Les journées étaient longues et avec ses instincts de policier en même temps que par désir de se faire bien voir en haut lieu au ministre de la police, Parein envoie au duc de Rovigo des communications secrètes sur la ville de Caen.
"La situation de la ville de Caen, il y a deux ans, avait véritablement quelque chose d'effrayant. On peut dire que c'était le tableau de la misère personnifiée ou plutôt de l'humanité expirante : De tous côtés et surtout dans les faubourgs, on ne voyait que des figures pâles, hâves et hideuses, semblables à des squelettes ambulants. Des vieillards, des femmes, des enfants ne s'approchaient de vous que pour vous implorer vos bienfaits.
Aujourd'hui, et depuis le décret de Sa Majesté qui taxe le froment, le seigle et l'orge, etc. on s'aperçoit que la joie et la gaieté reparaissent sur les visages. A chaque coin de rue où cette sage mesure est affichée, des groupes se rassemblent pour en prendre lecture et s'en féliciter ...
... Le détail que les journaux ont donné sur la foire de Caen est assez exact. C'est dire que la partie des cuirs et de tout ce qui tient à l'agriculture a été brillante et enlevée en vingt-quatre heures. La vente en détail dans la bonneterie et les shales a été assez bien, mais faiblement dans les autres parties."
Avec le Conseiller d'Etat Réal qui, collaborateur de Fouché au ministère de la police, est resté celui de Savary, l'exilé donne à ses doléances une forme volontiers familière. On est déjà en juillet 1813 et la lettre libératrice tant de fois sollicitée n'est pas encore arrivée.
"La position du suppliant, dit-il dans sa requête rédigée en forme de requête d'avoué, est d'autant plus à plaindre qu'ayant été habitué toute sa vie à boire du vin, la médiocrité de sa fortune absorbée par l'éducation de ses enfants le met dans la dure nécessité de ne boire actuellement que du cidre, vu que le vin est exorbitamment cher en Normandie et surtout dans la ville de Caen.

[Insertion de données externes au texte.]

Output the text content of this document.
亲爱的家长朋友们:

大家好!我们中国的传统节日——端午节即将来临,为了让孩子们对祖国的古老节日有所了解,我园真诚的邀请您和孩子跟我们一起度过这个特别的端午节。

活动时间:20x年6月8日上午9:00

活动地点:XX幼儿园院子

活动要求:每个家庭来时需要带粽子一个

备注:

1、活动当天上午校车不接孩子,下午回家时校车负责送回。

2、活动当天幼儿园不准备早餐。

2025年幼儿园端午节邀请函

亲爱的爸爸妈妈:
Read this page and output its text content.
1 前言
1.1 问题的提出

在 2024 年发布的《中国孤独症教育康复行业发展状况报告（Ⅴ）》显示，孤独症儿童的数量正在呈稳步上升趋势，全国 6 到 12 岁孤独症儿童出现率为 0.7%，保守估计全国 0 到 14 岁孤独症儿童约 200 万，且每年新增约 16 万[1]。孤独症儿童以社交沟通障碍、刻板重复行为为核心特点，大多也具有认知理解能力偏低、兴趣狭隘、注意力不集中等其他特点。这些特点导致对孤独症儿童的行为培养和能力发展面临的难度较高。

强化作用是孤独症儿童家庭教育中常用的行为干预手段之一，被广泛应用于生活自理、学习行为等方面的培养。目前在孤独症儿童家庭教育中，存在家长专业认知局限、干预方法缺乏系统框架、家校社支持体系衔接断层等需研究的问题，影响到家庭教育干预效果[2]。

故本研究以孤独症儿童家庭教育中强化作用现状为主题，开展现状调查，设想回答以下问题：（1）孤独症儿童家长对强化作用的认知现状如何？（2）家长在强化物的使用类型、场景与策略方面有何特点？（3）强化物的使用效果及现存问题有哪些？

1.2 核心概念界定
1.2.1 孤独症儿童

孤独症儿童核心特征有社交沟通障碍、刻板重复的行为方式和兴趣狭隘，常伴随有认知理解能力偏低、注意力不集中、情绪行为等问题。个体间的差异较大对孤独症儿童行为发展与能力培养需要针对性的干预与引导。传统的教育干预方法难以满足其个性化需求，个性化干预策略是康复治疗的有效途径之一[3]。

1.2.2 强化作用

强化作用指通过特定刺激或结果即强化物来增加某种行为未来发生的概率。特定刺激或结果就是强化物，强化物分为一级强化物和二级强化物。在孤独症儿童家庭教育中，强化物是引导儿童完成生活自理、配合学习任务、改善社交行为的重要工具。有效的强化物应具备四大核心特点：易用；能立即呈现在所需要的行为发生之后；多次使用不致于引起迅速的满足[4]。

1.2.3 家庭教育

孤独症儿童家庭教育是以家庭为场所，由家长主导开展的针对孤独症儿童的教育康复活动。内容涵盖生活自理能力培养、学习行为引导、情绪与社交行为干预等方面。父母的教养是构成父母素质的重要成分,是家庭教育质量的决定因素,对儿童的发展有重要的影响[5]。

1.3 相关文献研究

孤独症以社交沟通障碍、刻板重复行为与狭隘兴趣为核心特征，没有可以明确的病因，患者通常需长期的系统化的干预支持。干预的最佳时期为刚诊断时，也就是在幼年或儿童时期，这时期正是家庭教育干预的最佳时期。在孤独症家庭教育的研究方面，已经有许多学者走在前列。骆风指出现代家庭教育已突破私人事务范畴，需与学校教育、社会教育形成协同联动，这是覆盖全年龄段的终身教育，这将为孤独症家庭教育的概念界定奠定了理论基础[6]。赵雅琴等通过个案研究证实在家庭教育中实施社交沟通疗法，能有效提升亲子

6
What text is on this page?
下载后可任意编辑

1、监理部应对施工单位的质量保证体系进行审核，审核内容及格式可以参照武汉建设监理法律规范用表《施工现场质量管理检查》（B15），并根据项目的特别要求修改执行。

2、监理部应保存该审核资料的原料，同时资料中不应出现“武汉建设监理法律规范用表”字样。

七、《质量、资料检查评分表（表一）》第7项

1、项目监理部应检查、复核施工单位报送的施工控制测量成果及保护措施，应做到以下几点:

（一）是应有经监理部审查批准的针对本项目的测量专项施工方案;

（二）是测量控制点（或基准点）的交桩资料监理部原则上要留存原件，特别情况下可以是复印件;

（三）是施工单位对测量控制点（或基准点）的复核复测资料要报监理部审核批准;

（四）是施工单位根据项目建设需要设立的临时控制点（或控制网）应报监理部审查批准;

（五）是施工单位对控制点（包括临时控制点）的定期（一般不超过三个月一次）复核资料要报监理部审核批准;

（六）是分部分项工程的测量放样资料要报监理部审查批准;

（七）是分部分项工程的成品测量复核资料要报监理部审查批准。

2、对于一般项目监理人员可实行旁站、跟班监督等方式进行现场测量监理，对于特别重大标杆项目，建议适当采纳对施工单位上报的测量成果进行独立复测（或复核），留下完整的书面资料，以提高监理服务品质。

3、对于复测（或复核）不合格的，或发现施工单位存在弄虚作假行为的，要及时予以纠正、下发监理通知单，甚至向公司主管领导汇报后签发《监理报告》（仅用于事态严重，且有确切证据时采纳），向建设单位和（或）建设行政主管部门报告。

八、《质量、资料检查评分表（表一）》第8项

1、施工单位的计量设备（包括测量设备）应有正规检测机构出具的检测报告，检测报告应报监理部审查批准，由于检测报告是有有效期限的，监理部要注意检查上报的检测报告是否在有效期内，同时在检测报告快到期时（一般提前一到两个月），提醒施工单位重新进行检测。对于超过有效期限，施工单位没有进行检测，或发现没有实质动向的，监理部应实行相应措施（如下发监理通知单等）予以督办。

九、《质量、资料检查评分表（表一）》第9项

De plus, la boisson de cidre n'ayant rien d'agréable pour le palais du suppliant, il s'aperçoit que sa santé s'altère de jour en jour et qu'elle finira par se délabrer entièrement à moins qu'il ne soit remis au régime du vin. Son goût, pour cette liqueur, ne peut qu'être approuvé par tous les hommes sensés, outre qu'il est conforme au sentiment d'Arlequin lui-même, auquel on demandait un jour : lequel aimes-tu le mieux, Arlequin, du cidre ou de la bière ? Ma foi, dit-il, j'aime mieux le vin."
Cette opinion d'Arlequin est très respectable et elle est fondée sur le vers d'Horace : Laudibus arguitur vini vinosus Homerus.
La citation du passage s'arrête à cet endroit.